Russia’s changing view on peak oil demand is driving the apparent big change in oil strategy if it wants to maximize value for its oil and natural gas reserves. No question that there are multiple Russian comments on net zero, energy transition and peak oil demand being a bigger risk ie. moving sooner. But the most telling comment that Russia really believe peak oil demand is happening sooner than expected and has to find a way to hurt post Covid oil supply only appeared in Russian, when TASS reported “In the coming decades, Russia needs to pay special attention to the monetization of energy resources: oil, gas and coal, as demand in developed countries may decrease. This opinion was expressed by Deputy Prime Minister Alexander Novak at the session of the “Russia and the World” project. “My opinion is that in the coming decades [Russia] needs to pay more attention to the monetization of existing reserves,” he said.” They are focused on how to monetize existing oil reserves.
So Russia can be a price taker at $45 Brent in 2021/2022 as it likely sets an effective post Covid floor price for the 2020s. Russia plays the long game and realizes peak oil demand means they have to hurt other oil supply growth. European supermajors are already cutting oil and gas to shift that capital to renewables. That’s good timing for Russia. Their warning all other oil producers and their capital providers that it is a price taker at $45 Brent will help keep capital from flowing into oil and lead to another year or more of continued global oil underinvestment. And it means that post Covid (say post 2022), Russia’s $45 Brent price taking in 2021/2022 effectively becomes the floor price going forward.

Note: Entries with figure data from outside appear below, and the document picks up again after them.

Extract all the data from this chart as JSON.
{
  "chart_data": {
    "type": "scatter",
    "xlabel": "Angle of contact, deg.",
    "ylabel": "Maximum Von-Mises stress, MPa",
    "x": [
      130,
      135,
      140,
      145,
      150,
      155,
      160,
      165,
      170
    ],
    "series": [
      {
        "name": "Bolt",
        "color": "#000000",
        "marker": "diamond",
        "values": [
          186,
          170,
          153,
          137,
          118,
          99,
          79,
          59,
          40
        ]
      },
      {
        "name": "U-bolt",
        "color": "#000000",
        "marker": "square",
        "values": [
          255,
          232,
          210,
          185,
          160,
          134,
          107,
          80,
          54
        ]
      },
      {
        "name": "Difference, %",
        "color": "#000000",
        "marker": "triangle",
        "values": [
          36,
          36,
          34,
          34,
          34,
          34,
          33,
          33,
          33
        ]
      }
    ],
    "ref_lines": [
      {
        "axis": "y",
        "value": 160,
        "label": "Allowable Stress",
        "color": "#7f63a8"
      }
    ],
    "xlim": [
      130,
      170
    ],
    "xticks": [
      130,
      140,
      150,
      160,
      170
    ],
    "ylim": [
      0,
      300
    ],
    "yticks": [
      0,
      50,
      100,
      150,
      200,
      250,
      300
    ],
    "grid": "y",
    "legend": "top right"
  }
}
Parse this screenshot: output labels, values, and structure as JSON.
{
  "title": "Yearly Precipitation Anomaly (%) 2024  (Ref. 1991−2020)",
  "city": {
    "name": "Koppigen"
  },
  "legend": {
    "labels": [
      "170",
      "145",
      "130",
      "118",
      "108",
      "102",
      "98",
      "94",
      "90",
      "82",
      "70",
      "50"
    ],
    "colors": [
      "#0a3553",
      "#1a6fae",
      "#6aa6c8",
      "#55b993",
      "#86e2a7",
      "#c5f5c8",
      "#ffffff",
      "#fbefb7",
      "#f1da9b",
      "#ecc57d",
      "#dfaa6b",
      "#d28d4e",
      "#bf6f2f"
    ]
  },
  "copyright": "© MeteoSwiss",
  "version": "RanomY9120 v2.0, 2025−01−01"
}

The Energy Transition is going to happen. No one should be surprised given the massive debt and economic crisis from Covid isn’t deterring this ambition, rather its leading to an increase desire for an accelerated Energy Transition. As the IEA has been highlighting all year, global investment is far below the needed levels for a timely Energy Transition. This means that it will be bumpy and not timely road to the Energy Transition and these gaps/bumps should lead to short term periods of oil price spikes over an effective $45 Brent effective floor.
If Russia is successful and it means oil is a little lower in the near term, it may be hard to see in the next few months, but oil producers with the low cost reserves, financial support, capital provider support and have ability to see the other of side of Covid should hope Russia can be successful in a new strategy.